Better or cheaper?
Did Foursquare use OSM because it's data was better than Google's - or because it was free for commercial use?
Back in 2012, location-based social network Foursquare decided spatial data from the OpenStreetMap (OSM) project was better than the comparable data from Google. Now the crowdsourced mapping project can point to another success: its first inclusion in a commercial satellite navigation app. That app is Telenav's Scout for iOS, …
"Google crowd-sources map data too, in a sense. I've personally submitted a correction, ..."
Ditto Nokia's "Here". Although I have yet to see my correction taken into consideration. It has become my test case for map updating: Many maps have (or used to have) a short alley marked at the end of the street where I live, but it does not actually exist (probably it was planned at some point, so it appears in some fashion in official city mapping data). I got it removed from "OpenStreetMap". "Google" shows it with dotted outline and name, apparently still thinking it might come into existence. "Here" shows it solidly, despite my fixing request.

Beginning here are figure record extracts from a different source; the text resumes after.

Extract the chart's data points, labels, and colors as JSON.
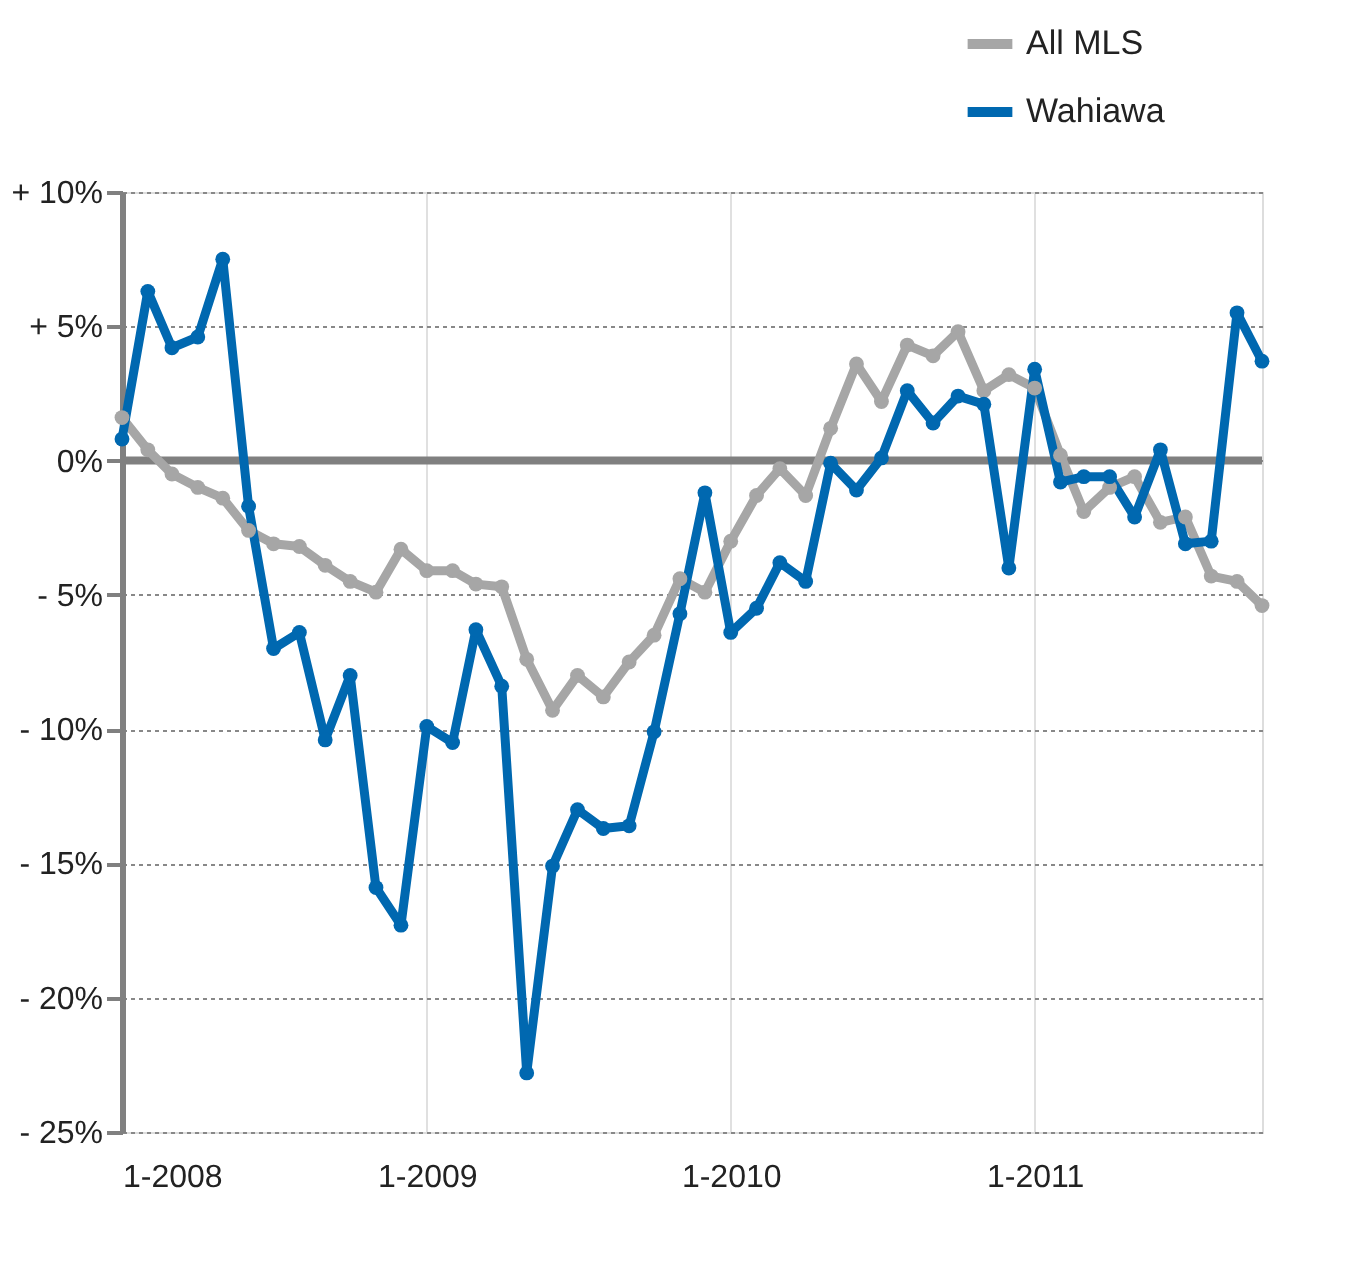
{
  "chart_data": {
    "type": "line",
    "x": [
      "2008-01",
      "2008-02",
      "2008-03",
      "2008-04",
      "2008-05",
      "2008-06",
      "2008-07",
      "2008-08",
      "2008-09",
      "2008-10",
      "2008-11",
      "2008-12",
      "2009-01",
      "2009-02",
      "2009-03",
      "2009-04",
      "2009-05",
      "2009-06",
      "2009-07",
      "2009-08",
      "2009-09",
      "2009-10",
      "2009-11",
      "2009-12",
      "2010-01",
      "2010-02",
      "2010-03",
      "2010-04",
      "2010-05",
      "2010-06",
      "2010-07",
      "2010-08",
      "2010-09",
      "2010-10",
      "2010-11",
      "2010-12",
      "2011-01",
      "2011-02",
      "2011-03",
      "2011-04",
      "2011-05",
      "2011-06",
      "2011-07",
      "2011-08",
      "2011-09",
      "2011-10"
    ],
    "series": [
      {
        "name": "All MLS",
        "color": "#a6a6a6",
        "values": [
          1.6,
          0.4,
          -0.5,
          -1.0,
          -1.4,
          -2.6,
          -3.1,
          -3.2,
          -3.9,
          -4.5,
          -4.9,
          -3.3,
          -4.1,
          -4.1,
          -4.6,
          -4.7,
          -7.4,
          -9.3,
          -8.0,
          -8.8,
          -7.5,
          -6.5,
          -4.4,
          -4.9,
          -3.0,
          -1.3,
          -0.3,
          -1.3,
          1.2,
          3.6,
          2.2,
          4.3,
          3.9,
          4.8,
          2.6,
          3.2,
          2.7,
          0.2,
          -1.9,
          -1.0,
          -0.6,
          -2.3,
          -2.1,
          -4.3,
          -4.5,
          -5.4
        ]
      },
      {
        "name": "Wahiawa",
        "color": "#0068b0",
        "values": [
          0.8,
          6.3,
          4.2,
          4.6,
          7.5,
          -1.7,
          -7.0,
          -6.4,
          -10.4,
          -8.0,
          -15.9,
          -17.3,
          -9.9,
          -10.5,
          -6.3,
          -8.4,
          -22.8,
          -15.1,
          -13.0,
          -13.7,
          -13.6,
          -10.1,
          -5.7,
          -1.2,
          -6.4,
          -5.5,
          -3.8,
          -4.5,
          -0.1,
          -1.1,
          0.1,
          2.6,
          1.4,
          2.4,
          2.1,
          -4.0,
          3.4,
          -0.8,
          -0.6,
          -0.6,
          -2.1,
          0.4,
          -3.1,
          -3.0,
          5.5,
          3.7
        ]
      }
    ],
    "xlim": [
      "2008-01",
      "2011-10"
    ],
    "xticks": [
      {
        "value": "2008-01",
        "label": "1-2008"
      },
      {
        "value": "2009-01",
        "label": "1-2009"
      },
      {
        "value": "2010-01",
        "label": "1-2010"
      },
      {
        "value": "2011-01",
        "label": "1-2011"
      }
    ],
    "ylim": [
      -25,
      10
    ],
    "yticks": [
      {
        "value": 10,
        "label": "+ 10%"
      },
      {
        "value": 5,
        "label": "+ 5%"
      },
      {
        "value": 0,
        "label": "0%"
      },
      {
        "value": -5,
        "label": "- 5%"
      },
      {
        "value": -10,
        "label": "- 10%"
      },
      {
        "value": -15,
        "label": "- 15%"
      },
      {
        "value": -20,
        "label": "- 20%"
      },
      {
        "value": -25,
        "label": "- 25%"
      }
    ],
    "ref_lines": [
      {
        "axis": "y",
        "value": 0,
        "color": "#808080"
      }
    ],
    "grid": true,
    "legend": "top right",
    "marker": "circle",
    "line_style": "solid"
  }
}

OSM is better than Google too. I've just quickly compared Google Maps and Openstreetmap for the area where my office is. Google Maps has the roads and a couple of buildings highlighted, but it looks pretty sparse. OSM, on the other hand, is bursting at the seams with data.

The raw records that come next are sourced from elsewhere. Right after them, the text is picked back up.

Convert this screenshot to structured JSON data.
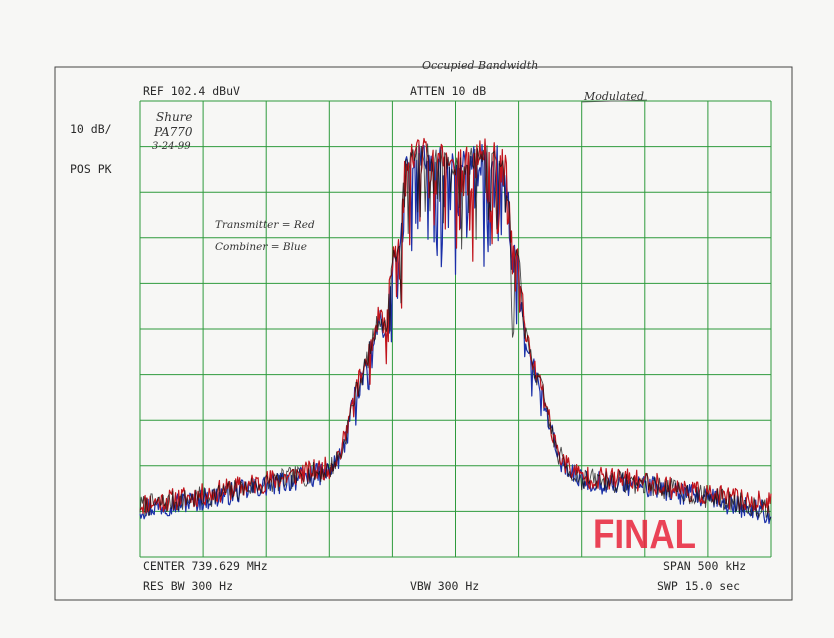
{
  "header": {
    "ref": "REF  102.4 dBuV",
    "atten": "ATTEN 10 dB",
    "scale": "10 dB/",
    "detector": "POS PK"
  },
  "footer": {
    "center": "CENTER 739.629 MHz",
    "span": "SPAN 500 kHz",
    "res_bw": "RES BW 300  Hz",
    "vbw": "VBW 300  Hz",
    "swp": "SWP 15.0  sec"
  },
  "annotations": {
    "title": "Occupied Bandwidth",
    "mode": "Modulated",
    "device_line1": "Shure",
    "device_line2": "PA770",
    "date": "3-24-99",
    "legend_red": "Transmitter = Red",
    "legend_blue": "Combiner = Blue",
    "stamp": "FINAL"
  },
  "colors": {
    "grid": "#2e9a3c",
    "transmitter": "#c0141c",
    "combiner": "#1a2fa8",
    "overlap": "#111111",
    "stamp": "#e8233a"
  },
  "chart_data": {
    "type": "line",
    "title": "Occupied Bandwidth",
    "xlabel": "",
    "ylabel": "",
    "grid": true,
    "xlim": [
      739.379,
      739.879
    ],
    "ylim": [
      2.4,
      102.4
    ],
    "x_unit": "MHz",
    "y_unit": "dBuV",
    "series": [
      {
        "name": "Transmitter",
        "x": [
          739.379,
          739.429,
          739.479,
          739.529,
          739.539,
          739.549,
          739.559,
          739.569,
          739.574,
          739.579,
          739.584,
          739.589,
          739.599,
          739.609,
          739.619,
          739.629,
          739.639,
          739.649,
          739.659,
          739.669,
          739.674,
          739.679,
          739.684,
          739.689,
          739.699,
          739.709,
          739.719,
          739.729,
          739.779,
          739.829,
          739.879
        ],
        "values": [
          14,
          16,
          19,
          22,
          26,
          38,
          46,
          56,
          52,
          68,
          70,
          88,
          92,
          91,
          90,
          89,
          90,
          91,
          92,
          88,
          70,
          68,
          52,
          46,
          38,
          26,
          22,
          20,
          19,
          16,
          14
        ]
      },
      {
        "name": "Combiner",
        "x": [
          739.379,
          739.429,
          739.479,
          739.529,
          739.539,
          739.549,
          739.559,
          739.569,
          739.574,
          739.579,
          739.584,
          739.589,
          739.599,
          739.609,
          739.619,
          739.629,
          739.639,
          739.649,
          739.659,
          739.669,
          739.674,
          739.679,
          739.684,
          739.689,
          739.699,
          739.709,
          739.719,
          739.729,
          739.779,
          739.829,
          739.879
        ],
        "values": [
          13,
          15,
          18,
          21,
          25,
          37,
          45,
          55,
          51,
          67,
          69,
          87,
          91,
          90,
          89,
          88,
          89,
          90,
          91,
          87,
          69,
          67,
          51,
          45,
          37,
          25,
          21,
          19,
          18,
          15,
          12
        ]
      }
    ]
  }
}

I also noticed that Google Maps has finally added on a bridge that I use to cross a river. The bridge has only been there for several hundred years. Nice of Google to keep up with modern developments...
"OSMAnd is fine..."
...or, if you don't feel like either paying up or getting limited to 10 map updates total, you could also use the genuinely free-to-use-with-OSM-maps version of MapFactor Navigator, which is basically indistinguishable from any common satnav feature-wise, and can easily store offline most of Europe.